We are witnessing a paradigm shift from the "fat protocol" theory to the "fat application" theory. Historically, the pricing logic for crypto projects has primarily focused on "technical breakthroughs" and the development of underlying infrastructure. In the future, pricing will gradually shift to a more focused approach based on brand, traffic, and value capture. If applications can easily build their own chains based on modular services, L1's traditional "rental collection" model will be challenged. Just as the rise of SaaS has reduced the bargaining power of traditional software giants, the maturity of modular infrastructure is also weakening L1's monopoly.

In the future, the market capitalization of leading applications will undoubtedly exceed that of most L1s. L1 valuations will shift from prior focus on "capturing the ecosystem's total value" to a focus on becoming a stable, secure, decentralized "infrastructure service provider." This valuation will be closer to that of public goods generating stable cash flows, rather than "monopolistic" giants that capture the lion's share of ecosystem value. This valuation bubble will be squeezed to a certain extent, and L1s will need to rethink their positioning.

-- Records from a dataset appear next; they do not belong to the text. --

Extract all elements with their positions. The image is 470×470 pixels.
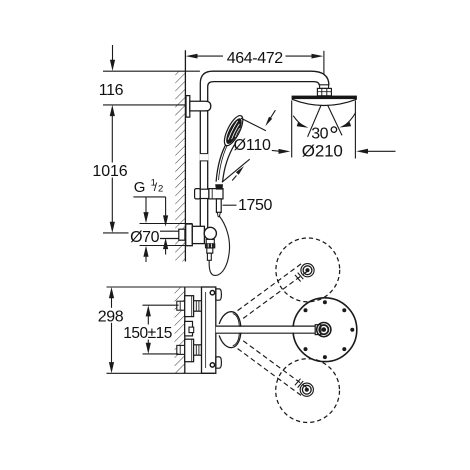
- svg-text:1750: 1750: [238, 197, 272, 214]
- svg-text:Ø110: Ø110: [234, 137, 271, 154]
- svg-text:298: 298: [98, 308, 124, 325]
- svg-text:116: 116: [99, 82, 124, 99]
- svg-text:G: G: [134, 179, 145, 196]
- svg-text:150±15: 150±15: [123, 325, 172, 342]
- svg-text:464-472: 464-472: [227, 50, 283, 67]
- svg-text:Ø210: Ø210: [302, 142, 343, 161]
- svg-text:1016: 1016: [92, 163, 127, 180]
- svg-text:2: 2: [158, 184, 163, 195]
- svg-text:Ø70: Ø70: [130, 229, 160, 246]
- svg-text:30: 30: [311, 125, 328, 142]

2. Regarding Appchain, our view is that due to its brand, user awareness, and highly customized on-chain capabilities, Appchain can better capture long-term user value. In the era of "fat apps," these applications not only capture the direct value they create, but also build blockchains around them, further externalizing this value and capturing the value of the infrastructure. They are both products and platforms, serving both end users and other developers. In addition to economic sovereignty, top applications will also seek other sovereign rights: the right to decide on protocol upgrades, transaction ordering and censorship resistance, and ownership of user data.

3. Of course, this article primarily discusses top applications like Uniswap and Hyperliquid, which have already launched Appchain. Appchain's development is still in its early stages (Uniswap's TVL on Ethereum still accounts for 71.4%). Protocols like Aave, which involve wrapped assets and collateral and rely heavily on composability on a single chain, are also less suitable for Appchain. Relatively speaking, per-platforms whose only external requirements are oracles are more suitable for Appchain. Furthermore, Appchain is not the best choice for mid-tier applications, requiring specific analysis. I will not elaborate on this here.